Los Angeles Sues Online Travel Brokers Over Unpaid City Taxes

Posted on by Chief Marketer Staff

The city of Los Angeles has sued more than a dozen online travel organizations and their parent companies for failing to hand over taxes collected for online hotel rooms. City Attorney Rocky Delgadillo seeks to recover an unspecified amount of money, and also asked the court to award “additional damages for the sake of example and in sufficient amount to punish defendants for their conduct,” according to the complaint.

Listed as defendants in the case are Hotels.com L.P.; Hotels.com GP, LLC; Hotwire Inc.; Cheap Tickets Inc.; Cendant Travel Distribution Services Group, Inc.; Expedia Inc.; Internetwork Publishing Corp. (d/b/a Lodging.com); Lowest Fare.com; Maupintour Holding LLC; Orbitz, Inc.; Orbitz, LLC; Priceline.com, Inc.; Site 59.com, LLC; Travelocity.com Inc.; Travelocity.com LP; Travelweb, LLC; Travelnow.com, Inc.; and various unnamed individuals.

Los Angeles’ Uniform Transient Occupancy Tax is 14%, and must be collected by the defendants “who are the operators of the hotels at the time the rent is paid,” according to the complaint.

Plaintiffs contacted individually referred to a statement from the Interactive Travel Services Association (ITSA), an organization representing online travel companies and computer reservation systems.

“The city attorney’s lawsuit is wrong,” said ITSA executive director Art Sackler in the statement. “The claim that ITSA members do not remit collected taxes is false. The city’s hotel tax does not apply to online travel companies, which are not hotel operators and do not collect rent. These companies provide valuable services to assist consumers with booking hotel rooms.

Sackler continued: “The city is trying to impose a new tax on Internet services that is adverse to consumers. Under California law, any new tax must be approved by voter referendum. This one was not. Adding a new consumer tax is not smart tourism policy.

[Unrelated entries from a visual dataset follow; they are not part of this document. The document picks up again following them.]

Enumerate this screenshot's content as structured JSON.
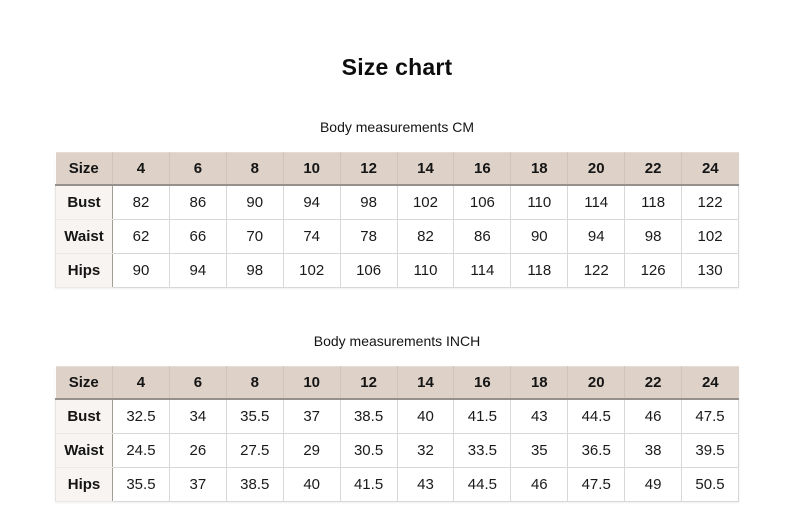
{
  "page_title": "Size chart",
  "colors": {
    "page_bg": "#ffffff",
    "header_bg": "#ddd1c8",
    "label_bg": "#f8f4f1",
    "grid_line": "#d8d8d8",
    "header_divider": "#95908b",
    "text": "#111111"
  },
  "tables": [
    {
      "subtitle": "Body measurements CM",
      "corner_label": "Size",
      "size_headers": [
        "4",
        "6",
        "8",
        "10",
        "12",
        "14",
        "16",
        "18",
        "20",
        "22",
        "24"
      ],
      "rows": [
        {
          "label": "Bust",
          "values": [
            "82",
            "86",
            "90",
            "94",
            "98",
            "102",
            "106",
            "110",
            "114",
            "118",
            "122"
          ]
        },
        {
          "label": "Waist",
          "values": [
            "62",
            "66",
            "70",
            "74",
            "78",
            "82",
            "86",
            "90",
            "94",
            "98",
            "102"
          ]
        },
        {
          "label": "Hips",
          "values": [
            "90",
            "94",
            "98",
            "102",
            "106",
            "110",
            "114",
            "118",
            "122",
            "126",
            "130"
          ]
        }
      ]
    },
    {
      "subtitle": "Body measurements INCH",
      "corner_label": "Size",
      "size_headers": [
        "4",
        "6",
        "8",
        "10",
        "12",
        "14",
        "16",
        "18",
        "20",
        "22",
        "24"
      ],
      "rows": [
        {
          "label": "Bust",
          "values": [
            "32.5",
            "34",
            "35.5",
            "37",
            "38.5",
            "40",
            "41.5",
            "43",
            "44.5",
            "46",
            "47.5"
          ]
        },
        {
          "label": "Waist",
          "values": [
            "24.5",
            "26",
            "27.5",
            "29",
            "30.5",
            "32",
            "33.5",
            "35",
            "36.5",
            "38",
            "39.5"
          ]
        },
        {
          "label": "Hips",
          "values": [
            "35.5",
            "37",
            "38.5",
            "40",
            "41.5",
            "43",
            "44.5",
            "46",
            "47.5",
            "49",
            "50.5"
          ]
        }
      ]
    }
  ]
}
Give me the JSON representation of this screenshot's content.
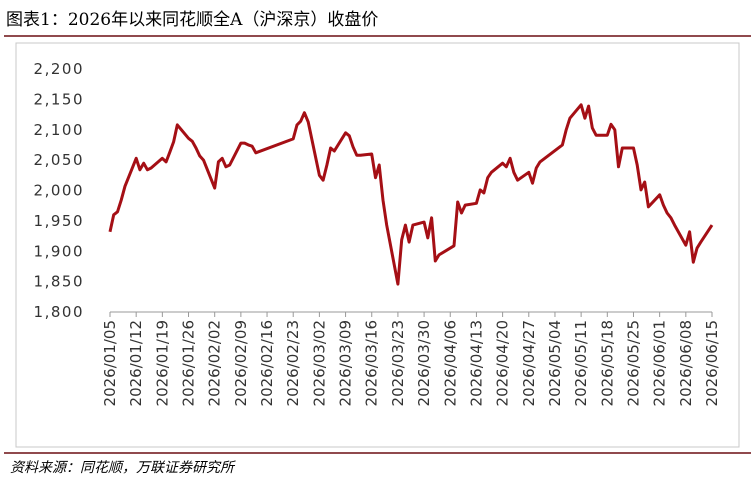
{
  "chart_data": {
    "type": "line",
    "title": "图表1：2026年以来同花顺全A（沪深京）收盘价",
    "source": "资料来源：同花顺，万联证券研究所",
    "x": [
      "2026/01/05",
      "2026/01/06",
      "2026/01/07",
      "2026/01/08",
      "2026/01/09",
      "2026/01/12",
      "2026/01/13",
      "2026/01/14",
      "2026/01/15",
      "2026/01/16",
      "2026/01/19",
      "2026/01/20",
      "2026/01/21",
      "2026/01/22",
      "2026/01/23",
      "2026/01/26",
      "2026/01/27",
      "2026/01/28",
      "2026/01/29",
      "2026/01/30",
      "2026/02/02",
      "2026/02/03",
      "2026/02/04",
      "2026/02/05",
      "2026/02/06",
      "2026/02/09",
      "2026/02/10",
      "2026/02/11",
      "2026/02/12",
      "2026/02/13",
      "2026/02/23",
      "2026/02/24",
      "2026/02/25",
      "2026/02/26",
      "2026/02/27",
      "2026/03/02",
      "2026/03/03",
      "2026/03/04",
      "2026/03/05",
      "2026/03/06",
      "2026/03/09",
      "2026/03/10",
      "2026/03/11",
      "2026/03/12",
      "2026/03/13",
      "2026/03/16",
      "2026/03/17",
      "2026/03/18",
      "2026/03/19",
      "2026/03/20",
      "2026/03/23",
      "2026/03/24",
      "2026/03/25",
      "2026/03/26",
      "2026/03/27",
      "2026/03/30",
      "2026/03/31",
      "2026/04/01",
      "2026/04/02",
      "2026/04/03",
      "2026/04/07",
      "2026/04/08",
      "2026/04/09",
      "2026/04/10",
      "2026/04/13",
      "2026/04/14",
      "2026/04/15",
      "2026/04/16",
      "2026/04/17",
      "2026/04/20",
      "2026/04/21",
      "2026/04/22",
      "2026/04/23",
      "2026/04/24",
      "2026/04/27",
      "2026/04/28",
      "2026/04/29",
      "2026/04/30",
      "2026/05/06",
      "2026/05/07",
      "2026/05/08",
      "2026/05/11",
      "2026/05/12",
      "2026/05/13",
      "2026/05/14",
      "2026/05/15",
      "2026/05/18",
      "2026/05/19",
      "2026/05/20",
      "2026/05/21",
      "2026/05/22",
      "2026/05/25",
      "2026/05/26",
      "2026/05/27",
      "2026/05/28",
      "2026/05/29",
      "2026/06/01",
      "2026/06/02",
      "2026/06/03",
      "2026/06/04",
      "2026/06/05",
      "2026/06/08",
      "2026/06/09",
      "2026/06/10",
      "2026/06/11",
      "2026/06/12",
      "2026/06/15"
    ],
    "series": [
      {
        "color": "#a50f15",
        "values": [
          1932,
          1960,
          1965,
          1984,
          2007,
          2053,
          2034,
          2045,
          2034,
          2037,
          2053,
          2047,
          2063,
          2080,
          2108,
          2086,
          2081,
          2070,
          2057,
          2050,
          2004,
          2047,
          2053,
          2039,
          2042,
          2078,
          2078,
          2075,
          2073,
          2062,
          2085,
          2108,
          2114,
          2128,
          2113,
          2025,
          2017,
          2042,
          2070,
          2065,
          2095,
          2090,
          2072,
          2058,
          2058,
          2060,
          2021,
          2042,
          1984,
          1943,
          1846,
          1919,
          1943,
          1915,
          1943,
          1948,
          1922,
          1955,
          1884,
          1894,
          1909,
          1981,
          1963,
          1976,
          1979,
          2001,
          1996,
          2021,
          2030,
          2045,
          2039,
          2053,
          2030,
          2017,
          2030,
          2012,
          2037,
          2047,
          2075,
          2100,
          2119,
          2141,
          2119,
          2139,
          2103,
          2091,
          2091,
          2109,
          2100,
          2039,
          2070,
          2070,
          2042,
          2001,
          2014,
          1973,
          1993,
          1976,
          1963,
          1955,
          1943,
          1910,
          1932,
          1882,
          1905,
          1915,
          1943
        ]
      }
    ],
    "xticks": [
      "2026/01/05",
      "2026/01/12",
      "2026/01/19",
      "2026/01/26",
      "2026/02/02",
      "2026/02/09",
      "2026/02/16",
      "2026/02/23",
      "2026/03/02",
      "2026/03/09",
      "2026/03/16",
      "2026/03/23",
      "2026/03/30",
      "2026/04/06",
      "2026/04/13",
      "2026/04/20",
      "2026/04/27",
      "2026/05/04",
      "2026/05/11",
      "2026/05/18",
      "2026/05/25",
      "2026/06/01",
      "2026/06/08",
      "2026/06/15"
    ],
    "ylim": [
      1800,
      2200
    ],
    "yticks": [
      {
        "value": 1800,
        "label": "1,800"
      },
      {
        "value": 1850,
        "label": "1,850"
      },
      {
        "value": 1900,
        "label": "1,900"
      },
      {
        "value": 1950,
        "label": "1,950"
      },
      {
        "value": 2000,
        "label": "2,000"
      },
      {
        "value": 2050,
        "label": "2,050"
      },
      {
        "value": 2100,
        "label": "2,100"
      },
      {
        "value": 2150,
        "label": "2,150"
      },
      {
        "value": 2200,
        "label": "2,200"
      }
    ]
  }
}
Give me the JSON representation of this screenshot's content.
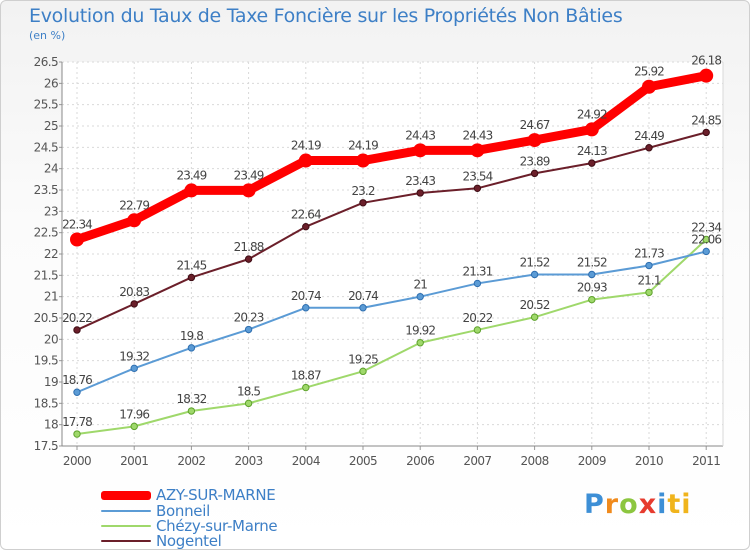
{
  "header": {
    "title": "Evolution du Taux de Taxe Foncière sur les Propriétés Non Bâties",
    "unit": "(en %)"
  },
  "logo": {
    "text": "Proxiti",
    "letters": [
      "P",
      "r",
      "o",
      "x",
      "i",
      "ti"
    ]
  },
  "chart_data": {
    "type": "line",
    "title": "Evolution du Taux de Taxe Foncière sur les Propriétés Non Bâties",
    "ylabel": "(en %)",
    "xlabel": "",
    "x": [
      "2000",
      "2001",
      "2002",
      "2003",
      "2004",
      "2005",
      "2006",
      "2007",
      "2008",
      "2009",
      "2010",
      "2011"
    ],
    "ylim": [
      17.5,
      26.5
    ],
    "yticks": [
      "17.5",
      "18",
      "18.5",
      "19",
      "19.5",
      "20",
      "20.5",
      "21",
      "21.5",
      "22",
      "22.5",
      "23",
      "23.5",
      "24",
      "24.5",
      "25",
      "25.5",
      "26",
      "26.5"
    ],
    "grid": true,
    "legend_position": "bottom-left",
    "series": [
      {
        "name": "AZY-SUR-MARNE",
        "color": "#ff0000",
        "values": [
          22.34,
          22.79,
          23.49,
          23.49,
          24.19,
          24.19,
          24.43,
          24.43,
          24.67,
          24.92,
          25.92,
          26.18
        ],
        "labels": [
          "22.34",
          "22.79",
          "23.49",
          "23.49",
          "24.19",
          "24.19",
          "24.43",
          "24.43",
          "24.67",
          "24.92",
          "25.92",
          "26.18"
        ]
      },
      {
        "name": "Bonneil",
        "color": "#5b9bd5",
        "values": [
          18.76,
          19.32,
          19.8,
          20.23,
          20.74,
          20.74,
          21.0,
          21.31,
          21.52,
          21.52,
          21.73,
          22.06
        ],
        "labels": [
          "18.76",
          "19.32",
          "19.8",
          "20.23",
          "20.74",
          "20.74",
          "21",
          "21.31",
          "21.52",
          "21.52",
          "21.73",
          "22.06"
        ]
      },
      {
        "name": "Chézy-sur-Marne",
        "color": "#9fd86b",
        "values": [
          17.78,
          17.96,
          18.32,
          18.5,
          18.87,
          19.25,
          19.92,
          20.22,
          20.52,
          20.93,
          21.1,
          22.34
        ],
        "labels": [
          "17.78",
          "17.96",
          "18.32",
          "18.5",
          "18.87",
          "19.25",
          "19.92",
          "20.22",
          "20.52",
          "20.93",
          "21.1",
          "22.34"
        ]
      },
      {
        "name": "Nogentel",
        "color": "#6b1f2a",
        "values": [
          20.22,
          20.83,
          21.45,
          21.88,
          22.64,
          23.2,
          23.43,
          23.54,
          23.89,
          24.13,
          24.49,
          24.85
        ],
        "labels": [
          "20.22",
          "20.83",
          "21.45",
          "21.88",
          "22.64",
          "23.2",
          "23.43",
          "23.54",
          "23.89",
          "24.13",
          "24.49",
          "24.85"
        ]
      }
    ]
  }
}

By increasing the amounts consumers must pay, tourism and tax revenues will likely decline.

“The industry believes the lawsuit is without merit and will defend itself vigorously.”

The complaint also alleges that, “in most instances Defendants are charging more money in ‘fees and taxes’ than required by the statutory occupancy tax rate. These ‘fees and taxes’ often exceed the appropriate statutory occupancy tax rate by 1-3%.”

Los Angeles has requested that its motion be certified as a class action. The city also charged that the defendants, by not remitting the taxes, “engaged in unfair, unlawful and fraudulent business acts and practices,” and that they “have taken these monies for their own use and benefit, thereby permanently depriving Plaintiff and the Class the use and benefit thereof.”

While the papers were filed in the Superior Court of the State of California for the county of Los Angeles, Central District on Dec. 30, defendants were only served with them within the last day or two, according to a Los Angeles City Attorney’s office spokesman.

The spokesman also said that his office had been looking for other municipalities to join the suit, but did not have any information on what their level of interest, if any, was.